When I made the decision to become a teacher, I envisioned the potential impact I would have on the lives of my students. I hoped to make a difference in their lives. The image of a classroom engaged in interesting projects that lead to discovery excited me. I could picture the students investigating and exploring, chatting and debating, reading and researching- all in a stimulating, nurturing environment. I understood that other duties were part of my profession. I would be a secretary and a nurse. I would be a counselor and a nutritionist. Sure enough, I was correct. However, at NO point did I imagine myself using a gun. The thought of that would have made me rethink my choice of profession.
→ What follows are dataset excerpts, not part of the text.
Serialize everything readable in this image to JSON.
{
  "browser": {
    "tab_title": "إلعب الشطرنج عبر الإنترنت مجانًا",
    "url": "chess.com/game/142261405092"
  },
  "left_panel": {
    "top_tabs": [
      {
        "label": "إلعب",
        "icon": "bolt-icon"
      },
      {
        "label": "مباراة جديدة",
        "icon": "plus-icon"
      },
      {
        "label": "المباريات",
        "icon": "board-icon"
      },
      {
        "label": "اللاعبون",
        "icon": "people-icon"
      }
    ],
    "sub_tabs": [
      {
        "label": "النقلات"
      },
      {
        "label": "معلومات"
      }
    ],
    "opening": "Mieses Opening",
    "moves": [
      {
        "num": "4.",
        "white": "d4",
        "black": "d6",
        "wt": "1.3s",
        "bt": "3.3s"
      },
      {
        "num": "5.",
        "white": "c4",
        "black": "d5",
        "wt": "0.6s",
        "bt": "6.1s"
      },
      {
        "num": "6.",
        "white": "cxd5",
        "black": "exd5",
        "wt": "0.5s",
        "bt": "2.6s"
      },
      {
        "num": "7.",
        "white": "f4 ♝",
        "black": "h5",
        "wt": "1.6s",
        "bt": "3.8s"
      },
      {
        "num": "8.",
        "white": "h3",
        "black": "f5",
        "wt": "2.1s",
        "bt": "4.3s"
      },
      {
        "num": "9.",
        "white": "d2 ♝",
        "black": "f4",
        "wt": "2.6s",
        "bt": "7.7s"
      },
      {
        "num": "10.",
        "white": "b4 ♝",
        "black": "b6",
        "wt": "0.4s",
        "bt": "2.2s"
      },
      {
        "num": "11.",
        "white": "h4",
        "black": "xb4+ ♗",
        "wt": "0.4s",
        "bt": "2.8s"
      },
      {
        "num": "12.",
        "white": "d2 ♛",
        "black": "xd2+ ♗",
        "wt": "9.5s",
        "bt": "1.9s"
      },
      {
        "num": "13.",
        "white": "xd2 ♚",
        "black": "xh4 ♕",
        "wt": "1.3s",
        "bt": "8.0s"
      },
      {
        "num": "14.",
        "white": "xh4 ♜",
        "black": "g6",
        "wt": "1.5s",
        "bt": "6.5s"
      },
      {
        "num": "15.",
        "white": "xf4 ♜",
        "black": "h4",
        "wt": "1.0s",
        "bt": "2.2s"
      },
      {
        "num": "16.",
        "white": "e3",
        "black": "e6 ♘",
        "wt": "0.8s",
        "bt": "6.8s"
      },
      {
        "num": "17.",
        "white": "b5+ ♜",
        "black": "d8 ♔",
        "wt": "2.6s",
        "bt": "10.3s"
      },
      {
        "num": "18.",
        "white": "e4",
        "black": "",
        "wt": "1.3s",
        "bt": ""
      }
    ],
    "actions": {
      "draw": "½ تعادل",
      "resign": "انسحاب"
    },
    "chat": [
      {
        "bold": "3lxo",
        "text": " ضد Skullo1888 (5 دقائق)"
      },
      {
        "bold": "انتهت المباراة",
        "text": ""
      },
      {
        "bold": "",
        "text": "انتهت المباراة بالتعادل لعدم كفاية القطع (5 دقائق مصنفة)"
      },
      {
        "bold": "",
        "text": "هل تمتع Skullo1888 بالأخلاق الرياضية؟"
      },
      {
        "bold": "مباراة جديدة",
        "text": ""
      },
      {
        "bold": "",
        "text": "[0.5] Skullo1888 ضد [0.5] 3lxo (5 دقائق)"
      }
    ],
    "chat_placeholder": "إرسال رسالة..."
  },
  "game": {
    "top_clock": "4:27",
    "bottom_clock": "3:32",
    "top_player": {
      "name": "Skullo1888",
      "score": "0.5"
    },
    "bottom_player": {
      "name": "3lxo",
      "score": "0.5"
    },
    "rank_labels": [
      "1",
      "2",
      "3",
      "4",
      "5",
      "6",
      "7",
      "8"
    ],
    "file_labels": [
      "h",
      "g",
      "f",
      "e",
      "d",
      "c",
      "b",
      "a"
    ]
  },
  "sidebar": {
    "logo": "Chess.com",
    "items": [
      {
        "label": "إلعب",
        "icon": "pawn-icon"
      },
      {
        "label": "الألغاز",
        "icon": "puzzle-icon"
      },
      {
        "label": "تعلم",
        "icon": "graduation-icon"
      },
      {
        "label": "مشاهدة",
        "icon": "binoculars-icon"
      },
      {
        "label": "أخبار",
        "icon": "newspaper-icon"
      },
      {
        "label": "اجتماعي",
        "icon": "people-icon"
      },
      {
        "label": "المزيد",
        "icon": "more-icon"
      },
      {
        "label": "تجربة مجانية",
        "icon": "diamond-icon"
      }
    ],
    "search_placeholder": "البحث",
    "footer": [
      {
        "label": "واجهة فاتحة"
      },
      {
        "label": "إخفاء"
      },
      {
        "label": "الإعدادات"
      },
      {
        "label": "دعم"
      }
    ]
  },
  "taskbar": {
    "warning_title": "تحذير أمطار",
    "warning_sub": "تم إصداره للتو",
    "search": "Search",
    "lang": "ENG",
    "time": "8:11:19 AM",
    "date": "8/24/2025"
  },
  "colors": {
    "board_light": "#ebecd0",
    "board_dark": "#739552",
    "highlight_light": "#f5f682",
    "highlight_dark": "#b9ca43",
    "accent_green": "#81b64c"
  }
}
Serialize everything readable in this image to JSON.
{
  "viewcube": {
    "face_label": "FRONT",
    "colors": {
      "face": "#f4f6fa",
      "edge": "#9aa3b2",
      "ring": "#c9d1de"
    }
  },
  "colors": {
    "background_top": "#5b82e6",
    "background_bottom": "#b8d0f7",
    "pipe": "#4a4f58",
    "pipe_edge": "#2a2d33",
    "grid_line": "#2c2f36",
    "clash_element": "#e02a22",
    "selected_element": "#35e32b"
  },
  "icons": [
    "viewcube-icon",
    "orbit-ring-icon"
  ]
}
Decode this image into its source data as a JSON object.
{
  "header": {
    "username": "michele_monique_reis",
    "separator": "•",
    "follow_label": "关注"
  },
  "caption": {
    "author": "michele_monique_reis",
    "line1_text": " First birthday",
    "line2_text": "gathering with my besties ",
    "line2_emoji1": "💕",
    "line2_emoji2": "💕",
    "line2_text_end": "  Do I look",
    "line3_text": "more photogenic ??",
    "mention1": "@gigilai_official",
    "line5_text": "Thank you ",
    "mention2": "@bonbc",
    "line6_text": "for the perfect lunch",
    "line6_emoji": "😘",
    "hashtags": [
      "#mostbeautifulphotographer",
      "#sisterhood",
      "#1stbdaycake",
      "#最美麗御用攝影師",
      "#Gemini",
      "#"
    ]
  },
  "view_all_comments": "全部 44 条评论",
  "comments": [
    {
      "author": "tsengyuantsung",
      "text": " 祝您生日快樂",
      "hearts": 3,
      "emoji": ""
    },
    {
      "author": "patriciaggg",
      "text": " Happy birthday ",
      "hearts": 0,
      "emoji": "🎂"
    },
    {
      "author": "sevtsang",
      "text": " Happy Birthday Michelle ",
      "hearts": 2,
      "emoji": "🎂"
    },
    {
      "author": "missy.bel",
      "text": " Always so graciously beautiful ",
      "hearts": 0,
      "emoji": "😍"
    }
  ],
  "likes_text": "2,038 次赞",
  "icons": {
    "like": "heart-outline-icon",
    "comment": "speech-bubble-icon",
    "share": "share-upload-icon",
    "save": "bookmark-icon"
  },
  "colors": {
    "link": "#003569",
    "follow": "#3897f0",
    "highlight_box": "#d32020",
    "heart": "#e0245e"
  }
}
In response to the tragedy that took place in Newtown, Connecticut, where children and school staff died at the hands of a mentally ill individual, some states have reacted swiftly with gun training for teachers. They have even gone so far as to seek publicly-funded teacher gun training. Is this really happening? Are we allowing this to change the culture of school campuses? Will the trend of armed security guards and metal detectors be a commonplace?
Schools across the nation have revisited their practices related to arming school personnel. In Ohio it is legal to bring a concealed weapon on school grounds and after the Sandy Hook tragedy this practice will likely increase. There has been a spike in school personnel participating in firearms training. Utah has a 12-year history of allowing teachers to carry guns and boasts no accidental or intentional shootings.
What implications does this have for teachers? As educators, we must strongly consider where we stand and the message we are sending. Will we support this short-sighted response to tragedies like Columbine and Sandy Hook? I admired the teachers who acted peacefully to protect the children that day. They represented what is good and right in our society.